Еду дальше внутри эскорта мотоциклистов. Понимаю: попал в руки арабских террористов. На память приходит повесть с необычной фамилией автора – Прага, Сергей Прага. Книга называется «Да, был». Там, спасая от неминуемой гибели в концлагере, одного еврейского персонажа называют аджарцем – грузином-мусульманином. Это мне легко: во-первых, родился и вырос в Аджарии и, во-вторых, прилично владею грузинским языком.

Тормозят, ведут в палатку. За столом вооруженные бородатые люди в пустынном камуфляже. На столе – огромное количество комиксов, изображающих хохочущих парней, насилующих женщин в хиджабах; машины, давящие арабских детей; бульдозеры, разрушающие каналы и уничтожающие урожай. И на всех этих источниках агрессии холодно сияют голубые шестиконечные звезды. Абсолютно точно: добра такая встреча мне не сулит. Выстреливаю весь имеющийся у меня запас арабских слов:

– Вахд, арба, хамса, ашра, сундук эль-берид, шамес, каср, баср, мехид! Зен?! Я аджарец – грузин-муслим. Зен? Слыхали про таких? Зен? Эль-Кагира, эль-Джазир, ас-сайяра, аль-тайара! Зен?[10]10
  Один, четыре, пять, десять, почтовый ящик, солнце, река, море, океан! Хорошо? Каир, Алжир, самолет, автомобиль! Хорошо? (араб.)


[Закрыть]


По крайней мере, есть шанс проканать под полного кретина. Авось отпустят – чокнутых не судят.

– Ребята! Он свой, он – грузин! – непонятно почему кричит один из бородатых.

– Обрезанный? – грозно спрашивает другой.

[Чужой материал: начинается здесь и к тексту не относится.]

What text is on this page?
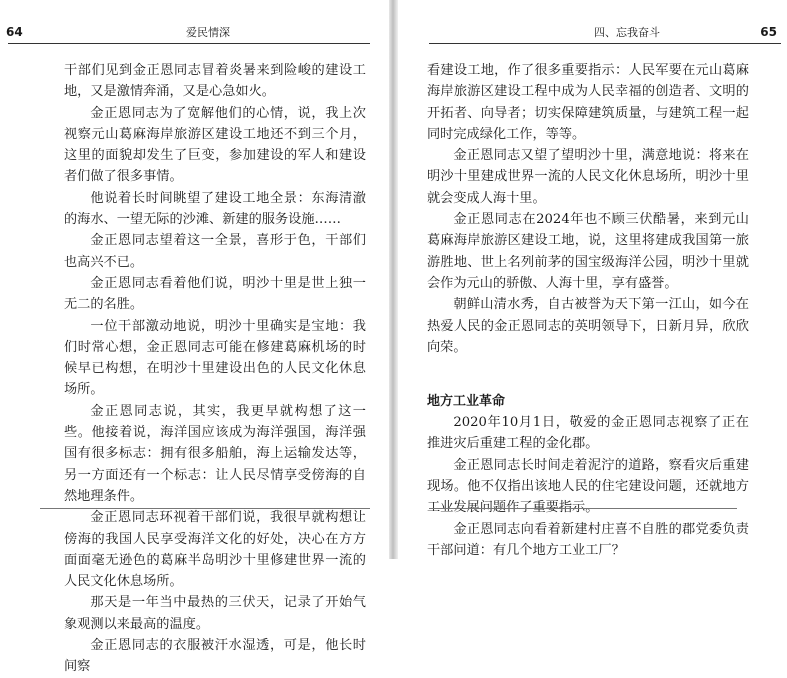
64	爱民情深

干部们见到金正恩同志冒着炎暑来到险峻的建设工地，又是激情奔涌，又是心急如火。

金正恩同志为了宽解他们的心情，说，我上次视察元山葛麻海岸旅游区建设工地还不到三个月，这里的面貌却发生了巨变，参加建设的军人和建设者们做了很多事情。

他说着长时间眺望了建设工地全景：东海清澈的海水、一望无际的沙滩、新建的服务设施……

金正恩同志望着这一全景，喜形于色，干部们也高兴不已。

金正恩同志看着他们说，明沙十里是世上独一无二的名胜。

一位干部激动地说，明沙十里确实是宝地：我们时常心想，金正恩同志可能在修建葛麻机场的时候早已构想，在明沙十里建设出色的人民文化休息场所。

金正恩同志说，其实，我更早就构想了这一些。他接着说，海洋国应该成为海洋强国，海洋强国有很多标志：拥有很多船舶，海上运输发达等，另一方面还有一个标志：让人民尽情享受傍海的自然地理条件。

金正恩同志环视着干部们说，我很早就构想让傍海的我国人民享受海洋文化的好处，决心在方方面面毫无逊色的葛麻半岛明沙十里修建世界一流的人民文化休息场所。

那天是一年当中最热的三伏天，记录了开始气象观测以来最高的温度。

金正恩同志的衣服被汗水湿透，可是，他长时间察

四、忘我奋斗	65

看建设工地，作了很多重要指示：人民军要在元山葛麻海岸旅游区建设工程中成为人民幸福的创造者、文明的开拓者、向导者；切实保障建筑质量，与建筑工程一起同时完成绿化工作，等等。

金正恩同志又望了望明沙十里，满意地说：将来在明沙十里建成世界一流的人民文化休息场所，明沙十里就会变成人海十里。

金正恩同志在2024年也不顾三伏酷暑，来到元山葛麻海岸旅游区建设工地，说，这里将建成我国第一旅游胜地、世上名列前茅的国宝级海洋公园，明沙十里就会作为元山的骄傲、人海十里，享有盛誉。

朝鲜山清水秀，自古被誉为天下第一江山，如今在热爱人民的金正恩同志的英明领导下，日新月异，欣欣向荣。

地方工业革命

2020年10月1日，敬爱的金正恩同志视察了正在推进灾后重建工程的金化郡。

金正恩同志长时间走着泥泞的道路，察看灾后重建现场。他不仅指出该地人民的住宅建设问题，还就地方工业发展问题作了重要指示。

金正恩同志向看着新建村庄喜不自胜的郡党委负责干部问道：有几个地方工业工厂？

– Не успел, – лепечу в ответ. – В Союзе не было принято.

– Раз не обрезанный, значит – не еврей: они все обрезанные, – заключает грозный. – Поможешь нам резать евреев?

– Нет, не могу. Я – журналист. Ничего, кроме авторучки, держать в руках не умею. Вот написать о том, какие вы крутые парни, могу. Только поделитесь своими планами.

– Ну, пойдем, покажем на карте.

Лавры героя всех антитеррористических разведок мира уже кружат голову. После детального посвящения в планы террористы меня отпускают. Первое приятное ощущение с момента погружения в другую сторону жизни. Жизни?..

Еврей
 
Глаза, наполненные грустью поколений,
И вечные сомнения,
И Книга,
И ожиданье новой Катастрофы…
 
ЯВЛЕНИЕ ПЕРВОЕ

…Снова появляется туннель из красных и синих клетчатых светильников. Всплываю на поверхность. Помещение густого темно-синего цвета. Рядом со мной сидят два самых дорогих мне человека. У них хрустальные, прозрачные головы, осыпанные золотом. Оба похожи на греческих богов с Олимпа. У сына никогда не виданная мною каштановая курчавая борода, у жены – роскошная рыжая грива. Мне кажется, что я с ними разговариваю. На самом деле они мне задают вопросы, а я только киваю утвердительно или отрицательно. Первый восторг обоих от того, что я их узнал, серьезно озадачил: не понимаю, что в этом необычного. Бурное одобрение вызывает и исполнение странной просьбы сына потянуть его за палец.

– Я кто? – спрашивает сын. В полной уверенности, что называю его идиотом, беспомощно мотаю головой.

Опять дурацкий вопрос:

– Ты уже говоришь по-немецки?

Наконец-то до меня доходит, что голос потерян, поэтому вместо ответа с трудом складываю фигуру из трех пальцев.

– Смотри! Он кукиш сложил! Он смог!!! – орет сын. – Ты сможешь, ты всё сможешь. И немецкий скоро выучишь. Ведь ты боец, папа! Ты – настоящий боец. Выкарабкался из такой ямы.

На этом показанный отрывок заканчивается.